政局に流されて、最近ではすっかり話題から遠ざかってしまった感もあるが、ちょっと前には、貸金業の金利の上限規制の話題が盛んに議論されていた。その当時から、議論がxちょっとおかしいのではないか思われたのは、金利を規制するということは、即、市場原理を否定するコトにつながるという視点が欠落していた点である。

金利というのは、もっとも市場に連動している指標である。それは、純粋に需給で決まる。お金に対する需要に連動し、、金利は上がったり下がったりする。まさに、資金に関して自由競争が実現しているからこそ、金利がその市場の状況を反映している。金利規制は、資本主義の根幹にかかわる。貸金業法による、金利の上限規制は、社会主義、共産主義的政策である。

貸し手が多い状況、リスクが低い状況では、より低金利の貸し手が現れ、金利は下がる。借り手が多い状況、リスクが高い状況では、より高い金利を取らなくてはヘッジをかけられず、金利は上がる。市場の「見えざる手」による調整機能が、最も効果的にあらわれるのが、金利の世界である。そこに権力が横槍をいれるのは、自由主義の否定であり、計画経済と同じことだ。

最も、日本の「官」のシステムは、40年体制と呼ばれるように、極めて社会主義的な統制経済を指向し続けてきた。その制度疲労も限界まで来ているが、まだまだ日本式の「大きな政府」が「社会主義最後の楽園」であることは間違いない。そういう意味では、官僚が金利規制をしたがるのはわからないでもない。しかし、自由主義、資本主義を標榜する政党や政治家が、その先棒を担ぐのはいかがなものか。

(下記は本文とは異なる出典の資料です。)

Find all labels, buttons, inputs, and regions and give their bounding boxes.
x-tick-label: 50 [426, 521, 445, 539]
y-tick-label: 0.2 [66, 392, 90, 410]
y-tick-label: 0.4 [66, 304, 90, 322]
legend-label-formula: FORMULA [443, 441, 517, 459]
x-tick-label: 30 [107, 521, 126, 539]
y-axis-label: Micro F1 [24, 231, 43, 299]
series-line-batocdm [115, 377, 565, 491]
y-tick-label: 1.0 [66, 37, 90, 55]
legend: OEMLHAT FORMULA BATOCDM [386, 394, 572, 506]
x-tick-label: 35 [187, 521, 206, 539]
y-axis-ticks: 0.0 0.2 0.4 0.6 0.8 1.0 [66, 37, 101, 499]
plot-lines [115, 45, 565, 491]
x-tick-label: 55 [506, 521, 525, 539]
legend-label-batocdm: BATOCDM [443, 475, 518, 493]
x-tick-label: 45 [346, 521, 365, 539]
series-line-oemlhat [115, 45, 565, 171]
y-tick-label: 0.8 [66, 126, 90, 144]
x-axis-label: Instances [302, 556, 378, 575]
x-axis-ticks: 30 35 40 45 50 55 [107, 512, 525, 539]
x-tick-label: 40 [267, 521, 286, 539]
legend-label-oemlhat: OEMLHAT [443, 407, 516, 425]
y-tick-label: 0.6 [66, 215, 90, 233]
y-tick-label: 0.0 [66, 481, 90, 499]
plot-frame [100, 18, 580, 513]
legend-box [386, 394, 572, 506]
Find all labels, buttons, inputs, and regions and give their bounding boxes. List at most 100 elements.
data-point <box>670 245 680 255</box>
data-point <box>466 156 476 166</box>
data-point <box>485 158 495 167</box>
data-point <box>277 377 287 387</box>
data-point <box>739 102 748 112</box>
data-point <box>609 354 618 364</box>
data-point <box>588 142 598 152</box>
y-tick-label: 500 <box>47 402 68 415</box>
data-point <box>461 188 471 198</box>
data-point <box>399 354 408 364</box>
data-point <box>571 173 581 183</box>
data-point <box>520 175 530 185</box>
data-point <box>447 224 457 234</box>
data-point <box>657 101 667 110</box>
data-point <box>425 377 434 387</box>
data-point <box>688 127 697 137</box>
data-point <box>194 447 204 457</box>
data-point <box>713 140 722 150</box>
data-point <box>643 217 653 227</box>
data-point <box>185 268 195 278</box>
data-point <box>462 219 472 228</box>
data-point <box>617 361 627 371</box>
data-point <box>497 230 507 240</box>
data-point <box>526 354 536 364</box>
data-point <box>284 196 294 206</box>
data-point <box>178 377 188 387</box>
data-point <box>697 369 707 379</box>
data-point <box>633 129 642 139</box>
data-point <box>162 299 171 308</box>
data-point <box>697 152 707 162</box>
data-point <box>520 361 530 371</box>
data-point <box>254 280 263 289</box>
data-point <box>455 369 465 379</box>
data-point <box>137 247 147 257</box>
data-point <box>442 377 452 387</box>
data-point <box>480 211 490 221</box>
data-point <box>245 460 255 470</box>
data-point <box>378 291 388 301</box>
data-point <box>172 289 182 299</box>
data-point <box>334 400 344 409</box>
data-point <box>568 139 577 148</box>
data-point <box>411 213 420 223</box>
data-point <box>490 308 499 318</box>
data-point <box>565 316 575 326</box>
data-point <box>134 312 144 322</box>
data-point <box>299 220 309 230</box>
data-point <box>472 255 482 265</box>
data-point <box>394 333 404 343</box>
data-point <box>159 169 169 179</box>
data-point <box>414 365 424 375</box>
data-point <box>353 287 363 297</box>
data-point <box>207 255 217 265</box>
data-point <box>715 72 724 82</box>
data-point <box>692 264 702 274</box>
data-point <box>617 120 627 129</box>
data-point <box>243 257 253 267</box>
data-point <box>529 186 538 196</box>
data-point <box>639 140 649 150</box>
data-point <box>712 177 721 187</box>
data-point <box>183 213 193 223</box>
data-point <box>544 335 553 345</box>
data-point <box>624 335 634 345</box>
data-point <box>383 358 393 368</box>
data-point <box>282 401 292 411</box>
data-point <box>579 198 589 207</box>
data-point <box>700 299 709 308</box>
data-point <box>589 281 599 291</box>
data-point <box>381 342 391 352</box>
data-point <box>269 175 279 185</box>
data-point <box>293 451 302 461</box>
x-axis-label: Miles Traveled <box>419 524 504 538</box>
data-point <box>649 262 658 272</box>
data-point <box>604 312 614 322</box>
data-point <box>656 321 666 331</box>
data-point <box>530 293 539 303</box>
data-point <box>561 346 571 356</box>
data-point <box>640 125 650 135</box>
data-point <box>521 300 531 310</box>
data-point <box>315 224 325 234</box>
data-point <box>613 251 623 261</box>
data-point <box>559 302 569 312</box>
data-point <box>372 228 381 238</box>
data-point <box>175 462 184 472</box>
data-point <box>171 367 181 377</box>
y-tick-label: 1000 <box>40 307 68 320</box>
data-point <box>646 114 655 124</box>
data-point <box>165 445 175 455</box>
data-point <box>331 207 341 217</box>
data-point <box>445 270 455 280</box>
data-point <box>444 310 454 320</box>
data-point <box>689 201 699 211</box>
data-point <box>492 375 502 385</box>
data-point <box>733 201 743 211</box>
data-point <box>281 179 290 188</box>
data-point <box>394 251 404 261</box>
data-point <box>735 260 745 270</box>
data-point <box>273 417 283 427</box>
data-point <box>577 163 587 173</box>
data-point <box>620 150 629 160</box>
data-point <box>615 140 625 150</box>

国の基幹となる経済制度として資本主義を選択する以上、あらゆる市場で、常に自由競争が成り立つようにしておかなくてはならない。その中でも、金融市場の自由競争の指標ともいえる金利こそ、最も市場原理を尊重すべきモノである。このオキテの重要性がわからないようでは、市場原理、競争原理を語ることはできない。所詮は、上っ面だけのエセ古典派にしかならない。

ハイリスクでも貸すヒトがいる。その一方で、ハイリターンでも借りるヒトがいる。このマッチングが取れるかどうかで、その金利が妥当かどうかが結果として決まる。返せないリスクが高くても、金が必要であり、すぐにでも借金したいという人は常にいる。このヒトに金を貸すためには、そのリスクにしおうリターンが得られなくては、誰も貸さなくなる。

金利を自由競争にしておけば、おのずとバランスが取れる点で均衡するのが、市場原理のいいところである。無謀な金利を取ろうと思っても、より低い金利で貸そうというヒトが現れれば、絵に描いた餅だ。より低い金利で借りようとしても、誰も貸してくれなければ、その金利は、そのヒトの信用レベルとつりあっていないということだ。

こと、金利の問題は、市場原理がすべてを解決する。もし、借金漬けになるヒトがいるコトが問題なら、その原因は、金利の高さではなく、借り手のマインドや良識にある。「給食代を踏み倒す」ではないが、借りた金は返さなくていい、と言わんばかりのヒトがいることのほうが問題である。その責任を、金利そのものに押し付けても、何の解決にもならないのは言うまでもない。